Notably while his sister was referenced on the file as a carer and person for contact, the mental health team never contacted her.  His sisters details were not included as part of the NDIS file.

Then, It All Went Terribly Wrong

He was  reviewed by the Western Sydney Mental Health Team in 2016 and, after more than 30 years of contact including 29 admissions to the psychiatric hospital, his care was transferred to the Granville Mental Health Services.  In 2018, the Granville MHT discharged him from their care, leaving him with no planned psychiatric care other than that of a general practitioner that he was referred to.  Even worse, this practice had already closed and David was not able to attend even the minimal follow up.

David’s supported employment with Flourish ended, and as a result, his support services were curtailed too.  On April 6 2019 David’s NDIS plan and funding was terminated when he did not attend an NDIS planning meeting. There is evidence that David made phone calls to both the NDIS and Flourish to try to arrange a ‘new plan’ but this was not followed through.

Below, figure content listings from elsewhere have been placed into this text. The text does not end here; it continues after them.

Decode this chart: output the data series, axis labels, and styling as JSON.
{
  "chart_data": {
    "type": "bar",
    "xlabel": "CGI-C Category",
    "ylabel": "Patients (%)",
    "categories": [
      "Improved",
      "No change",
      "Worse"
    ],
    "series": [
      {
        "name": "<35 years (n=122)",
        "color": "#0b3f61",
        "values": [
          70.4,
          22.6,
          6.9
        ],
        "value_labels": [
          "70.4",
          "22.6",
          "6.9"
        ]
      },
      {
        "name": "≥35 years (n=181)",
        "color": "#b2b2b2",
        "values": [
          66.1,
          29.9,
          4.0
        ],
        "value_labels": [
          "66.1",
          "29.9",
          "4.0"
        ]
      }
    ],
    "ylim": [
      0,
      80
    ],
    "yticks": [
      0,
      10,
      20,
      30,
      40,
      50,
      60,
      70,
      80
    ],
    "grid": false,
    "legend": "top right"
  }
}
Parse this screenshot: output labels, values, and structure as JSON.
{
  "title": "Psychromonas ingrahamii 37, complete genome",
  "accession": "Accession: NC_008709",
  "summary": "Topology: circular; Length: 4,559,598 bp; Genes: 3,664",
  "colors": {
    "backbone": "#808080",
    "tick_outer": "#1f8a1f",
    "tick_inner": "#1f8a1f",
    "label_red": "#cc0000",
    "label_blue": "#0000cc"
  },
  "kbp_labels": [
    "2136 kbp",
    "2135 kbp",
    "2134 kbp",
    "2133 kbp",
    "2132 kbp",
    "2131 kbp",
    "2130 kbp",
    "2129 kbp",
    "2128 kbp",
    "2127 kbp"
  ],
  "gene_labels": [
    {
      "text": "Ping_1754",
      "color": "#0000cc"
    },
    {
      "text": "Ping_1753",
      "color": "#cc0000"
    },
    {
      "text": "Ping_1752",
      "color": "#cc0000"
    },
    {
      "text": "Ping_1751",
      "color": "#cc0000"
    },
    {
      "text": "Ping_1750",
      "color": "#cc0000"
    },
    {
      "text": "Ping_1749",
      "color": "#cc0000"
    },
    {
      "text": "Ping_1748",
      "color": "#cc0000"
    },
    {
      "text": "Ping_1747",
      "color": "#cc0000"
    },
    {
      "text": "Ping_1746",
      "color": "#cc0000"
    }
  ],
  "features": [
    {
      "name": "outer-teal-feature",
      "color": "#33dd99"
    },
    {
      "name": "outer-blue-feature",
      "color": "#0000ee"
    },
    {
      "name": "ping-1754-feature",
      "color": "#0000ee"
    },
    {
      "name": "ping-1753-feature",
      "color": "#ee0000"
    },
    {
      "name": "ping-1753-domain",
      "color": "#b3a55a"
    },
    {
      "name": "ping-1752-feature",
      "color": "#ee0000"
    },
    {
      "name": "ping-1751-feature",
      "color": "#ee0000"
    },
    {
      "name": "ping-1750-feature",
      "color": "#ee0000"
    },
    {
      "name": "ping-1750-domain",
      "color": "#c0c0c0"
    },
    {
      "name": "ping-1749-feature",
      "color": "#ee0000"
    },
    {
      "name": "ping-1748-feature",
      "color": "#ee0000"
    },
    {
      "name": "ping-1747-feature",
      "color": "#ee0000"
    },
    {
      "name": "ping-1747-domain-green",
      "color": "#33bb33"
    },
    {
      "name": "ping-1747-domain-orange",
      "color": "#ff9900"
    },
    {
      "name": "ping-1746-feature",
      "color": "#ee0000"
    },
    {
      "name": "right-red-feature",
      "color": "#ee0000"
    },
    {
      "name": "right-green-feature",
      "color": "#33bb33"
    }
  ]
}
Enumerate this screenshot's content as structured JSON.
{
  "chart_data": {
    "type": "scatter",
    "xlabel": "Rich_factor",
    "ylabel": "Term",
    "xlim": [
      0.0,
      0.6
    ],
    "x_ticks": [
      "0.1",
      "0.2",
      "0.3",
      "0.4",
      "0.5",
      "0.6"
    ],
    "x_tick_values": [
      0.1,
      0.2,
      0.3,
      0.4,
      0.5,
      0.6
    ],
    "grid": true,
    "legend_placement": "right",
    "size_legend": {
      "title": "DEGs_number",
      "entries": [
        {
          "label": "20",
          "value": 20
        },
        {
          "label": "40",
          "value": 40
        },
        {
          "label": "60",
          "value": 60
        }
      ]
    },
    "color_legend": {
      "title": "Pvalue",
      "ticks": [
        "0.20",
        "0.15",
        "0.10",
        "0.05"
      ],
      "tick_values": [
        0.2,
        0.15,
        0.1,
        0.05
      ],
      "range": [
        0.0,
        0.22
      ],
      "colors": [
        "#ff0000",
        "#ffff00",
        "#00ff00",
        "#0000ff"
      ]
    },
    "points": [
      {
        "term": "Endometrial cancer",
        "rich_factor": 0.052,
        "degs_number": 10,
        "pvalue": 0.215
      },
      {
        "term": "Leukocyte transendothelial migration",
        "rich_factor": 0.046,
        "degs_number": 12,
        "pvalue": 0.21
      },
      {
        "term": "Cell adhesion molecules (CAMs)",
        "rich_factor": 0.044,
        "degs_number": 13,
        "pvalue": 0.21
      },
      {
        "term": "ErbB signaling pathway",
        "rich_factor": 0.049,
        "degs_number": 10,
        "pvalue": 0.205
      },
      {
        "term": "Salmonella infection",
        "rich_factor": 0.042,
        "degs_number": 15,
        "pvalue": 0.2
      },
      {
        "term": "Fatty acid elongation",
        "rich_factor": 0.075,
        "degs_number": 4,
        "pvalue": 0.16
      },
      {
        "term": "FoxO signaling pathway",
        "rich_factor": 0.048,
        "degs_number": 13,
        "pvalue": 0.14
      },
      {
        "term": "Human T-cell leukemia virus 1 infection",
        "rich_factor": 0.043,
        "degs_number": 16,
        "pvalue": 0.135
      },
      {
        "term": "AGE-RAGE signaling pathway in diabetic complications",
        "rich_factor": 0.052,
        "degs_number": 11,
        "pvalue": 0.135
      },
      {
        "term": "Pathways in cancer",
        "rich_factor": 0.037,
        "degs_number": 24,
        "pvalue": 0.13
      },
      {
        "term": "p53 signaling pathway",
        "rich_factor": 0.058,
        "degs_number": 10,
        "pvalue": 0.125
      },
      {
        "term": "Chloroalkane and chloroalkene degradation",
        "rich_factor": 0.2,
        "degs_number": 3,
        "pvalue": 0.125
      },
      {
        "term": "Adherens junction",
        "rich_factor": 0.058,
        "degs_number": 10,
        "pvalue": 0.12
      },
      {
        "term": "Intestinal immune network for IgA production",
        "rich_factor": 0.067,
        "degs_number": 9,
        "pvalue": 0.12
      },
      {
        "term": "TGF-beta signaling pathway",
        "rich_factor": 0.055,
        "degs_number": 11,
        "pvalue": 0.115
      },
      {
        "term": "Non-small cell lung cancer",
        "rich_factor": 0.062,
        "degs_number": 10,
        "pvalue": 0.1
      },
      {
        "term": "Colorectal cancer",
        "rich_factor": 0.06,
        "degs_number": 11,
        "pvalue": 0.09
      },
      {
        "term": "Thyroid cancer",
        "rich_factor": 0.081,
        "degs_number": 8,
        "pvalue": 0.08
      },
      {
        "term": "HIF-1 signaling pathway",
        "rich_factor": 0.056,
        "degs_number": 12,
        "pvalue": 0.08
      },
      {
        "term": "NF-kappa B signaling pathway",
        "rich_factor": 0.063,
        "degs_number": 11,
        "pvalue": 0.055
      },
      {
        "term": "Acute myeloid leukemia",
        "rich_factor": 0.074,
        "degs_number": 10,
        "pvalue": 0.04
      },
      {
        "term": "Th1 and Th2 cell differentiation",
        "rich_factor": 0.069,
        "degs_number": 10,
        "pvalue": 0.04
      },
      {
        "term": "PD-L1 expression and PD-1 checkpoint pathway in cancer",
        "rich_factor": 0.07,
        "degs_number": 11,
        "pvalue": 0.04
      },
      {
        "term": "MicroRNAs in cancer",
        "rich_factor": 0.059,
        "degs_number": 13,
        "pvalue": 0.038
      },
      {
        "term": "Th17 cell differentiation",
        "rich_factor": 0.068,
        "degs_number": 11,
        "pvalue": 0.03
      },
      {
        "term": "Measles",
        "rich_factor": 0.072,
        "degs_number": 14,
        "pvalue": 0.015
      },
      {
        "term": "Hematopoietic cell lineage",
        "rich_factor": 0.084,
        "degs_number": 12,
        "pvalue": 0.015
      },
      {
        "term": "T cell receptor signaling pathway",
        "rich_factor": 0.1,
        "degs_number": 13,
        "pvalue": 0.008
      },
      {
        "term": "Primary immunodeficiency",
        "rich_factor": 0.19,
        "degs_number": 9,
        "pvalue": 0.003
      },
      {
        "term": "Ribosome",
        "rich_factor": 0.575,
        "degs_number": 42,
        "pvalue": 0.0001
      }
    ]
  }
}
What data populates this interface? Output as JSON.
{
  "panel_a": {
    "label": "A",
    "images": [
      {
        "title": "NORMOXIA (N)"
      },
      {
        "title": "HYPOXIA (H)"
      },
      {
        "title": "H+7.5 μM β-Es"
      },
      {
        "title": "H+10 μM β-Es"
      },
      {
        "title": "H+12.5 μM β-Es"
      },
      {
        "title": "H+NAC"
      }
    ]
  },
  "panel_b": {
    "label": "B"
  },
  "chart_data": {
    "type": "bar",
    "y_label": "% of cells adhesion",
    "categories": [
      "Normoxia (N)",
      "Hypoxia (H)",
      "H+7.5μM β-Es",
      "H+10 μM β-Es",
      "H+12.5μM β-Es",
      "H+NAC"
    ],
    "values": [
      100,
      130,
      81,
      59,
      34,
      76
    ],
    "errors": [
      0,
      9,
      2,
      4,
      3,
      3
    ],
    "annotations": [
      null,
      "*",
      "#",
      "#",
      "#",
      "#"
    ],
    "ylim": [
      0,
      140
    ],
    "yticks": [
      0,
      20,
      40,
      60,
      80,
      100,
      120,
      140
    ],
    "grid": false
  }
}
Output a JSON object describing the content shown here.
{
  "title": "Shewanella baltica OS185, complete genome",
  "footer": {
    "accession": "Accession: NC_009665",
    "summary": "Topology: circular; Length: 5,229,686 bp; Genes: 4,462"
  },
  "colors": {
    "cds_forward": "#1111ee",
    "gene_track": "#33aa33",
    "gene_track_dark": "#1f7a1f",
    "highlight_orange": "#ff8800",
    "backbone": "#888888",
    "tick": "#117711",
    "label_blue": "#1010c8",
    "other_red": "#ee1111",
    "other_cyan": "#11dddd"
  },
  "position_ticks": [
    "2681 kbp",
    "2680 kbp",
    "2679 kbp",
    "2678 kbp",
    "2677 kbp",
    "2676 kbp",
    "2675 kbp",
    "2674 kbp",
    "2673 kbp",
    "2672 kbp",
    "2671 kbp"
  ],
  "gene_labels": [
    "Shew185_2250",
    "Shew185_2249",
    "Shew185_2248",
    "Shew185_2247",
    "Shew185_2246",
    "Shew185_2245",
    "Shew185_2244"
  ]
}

Soon after this, David died but was not found for about two months.

David failed to call his sister for her birthday, triggering a growing concern.  At the time, her own daughter, who has serious chronic medical problems, was in intensive care at the time but she began trying to contact David without success.  Ultimately she called the local police and asked them to do a welfare check on David.  It was then that David was found in an advanced stage of decomposition.

In fact, he died at home and with the services withdrawn, not even his death was detected and when he was found, he is thought to have been dead for about two months.

The Coronial Inquest to Follow

A post mortem was unable to identify a cause of death but given that in the last few years he had been bounced from one service to another and had services withdrawn, the real cause of his death was neglect by the services tasked with caring from the most vulnerable in our society.

A petition was started and achieved nearly 20,000 signatures and finally, a coronial inquest was started.  The hearing is set to take place in 2022 and his family have a number of hopes for its outcome.

First, the reasons for his death will be reported and commented on, especially the role of defunded and service withdrawal.

Second, that changes can be made to ensure that problems evident in the system can be remedied to prevent further deaths in other vulnerable people.